Development Workflow

Run tests

.\.venv312\Scripts\python.exe -m pytest

The test suite covers:

  • API health and runtime metadata
  • graph retrieval and apply flow
  • graph generation and validation errors
  • Mermaid generation flow
  • gesture mapping behavior and reset logic

Recommended local mode

For stable local development without external API calls:

LLM_MODE=mock

This keeps generation deterministic and avoids needing provider credentials while working on the transport, schema, UI, or gesture pipeline.

Integration Notes

Browser / desktop / game engine

Any client that supports HTTP, WebSocket, and JSON can integrate with this backend. A practical pattern is:

  1. Call /health, /api/system/capabilities, and /api/system/limits.
  2. Hydrate the latest graph via GET /api/graph/current.
  3. Open WebSocket subscriptions.
  4. Trigger graph generation or apply external graph snapshots.

TouchDesigner

For the best latency split:

  • use WS /ws/control for high-rate control data
  • use WS /ws/events for graph, status, and error
  • keep the final camera math and render loop inside TouchDesigner

See:

Demo Frontend

The demo page in static/index.html is intentionally lightweight.

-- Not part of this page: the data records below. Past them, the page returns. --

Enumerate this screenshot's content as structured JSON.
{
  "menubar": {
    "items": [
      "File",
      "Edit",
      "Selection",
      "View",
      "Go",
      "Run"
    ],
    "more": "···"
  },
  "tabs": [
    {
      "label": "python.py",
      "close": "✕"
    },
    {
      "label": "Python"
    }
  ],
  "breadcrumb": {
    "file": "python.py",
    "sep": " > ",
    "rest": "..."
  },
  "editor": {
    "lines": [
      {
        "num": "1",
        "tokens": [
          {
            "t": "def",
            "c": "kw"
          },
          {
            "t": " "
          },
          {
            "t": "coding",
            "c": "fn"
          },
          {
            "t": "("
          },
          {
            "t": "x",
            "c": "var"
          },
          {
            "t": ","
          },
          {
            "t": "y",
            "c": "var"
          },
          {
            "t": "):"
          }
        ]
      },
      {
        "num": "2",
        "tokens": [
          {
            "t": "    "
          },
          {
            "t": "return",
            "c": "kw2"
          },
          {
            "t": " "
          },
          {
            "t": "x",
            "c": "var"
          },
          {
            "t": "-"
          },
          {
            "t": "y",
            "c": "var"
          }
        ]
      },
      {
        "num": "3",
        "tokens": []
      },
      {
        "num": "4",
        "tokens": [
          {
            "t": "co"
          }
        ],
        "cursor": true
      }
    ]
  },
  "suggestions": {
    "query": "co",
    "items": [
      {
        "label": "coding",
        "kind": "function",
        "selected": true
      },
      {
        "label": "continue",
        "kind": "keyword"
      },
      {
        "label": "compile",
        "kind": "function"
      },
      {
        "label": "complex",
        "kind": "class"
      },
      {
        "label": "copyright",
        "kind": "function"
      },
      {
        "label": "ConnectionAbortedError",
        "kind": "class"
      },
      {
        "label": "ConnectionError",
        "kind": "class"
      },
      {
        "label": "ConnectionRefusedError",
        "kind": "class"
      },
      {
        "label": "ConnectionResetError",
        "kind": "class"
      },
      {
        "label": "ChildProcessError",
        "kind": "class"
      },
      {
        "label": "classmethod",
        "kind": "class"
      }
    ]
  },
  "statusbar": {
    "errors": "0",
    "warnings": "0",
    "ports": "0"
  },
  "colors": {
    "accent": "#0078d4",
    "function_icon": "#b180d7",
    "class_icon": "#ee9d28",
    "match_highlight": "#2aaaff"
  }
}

It is useful as:

  • a smoke test for backend connectivity
  • a visual debugger for graph payloads
  • a manual QA surface for gestures, import/export, and Mermaid parsing
  • a reference client for external integrations

The page uses CDN-delivered:

  • three.js
  • 3d-force-graph

Known Operational Notes

  • The graph is stored in process memory, so restarting the server resets the current in-memory state.
  • LLM generation can be rate-limited, queued, or timed out depending on configuration.
  • MediaPipe support can differ by build, which is why the project includes a Tasks API fallback path and model download script.
  • The current frontend is a demo surface, not a fully packaged production SPA.

Documentation Map

Suggested Positioning

This repository works well as:

  • a backend transport layer for interactive graph canvases
  • a prototype platform for AI-generated graph structures
  • a gesture-control bridge for realtime 3D visualization tools
  • a reference implementation for splitting generation, state, and control into separate channels

License

No explicit license file is currently present in the repository. Add one before public redistribution if you want the usage terms to be unambiguous.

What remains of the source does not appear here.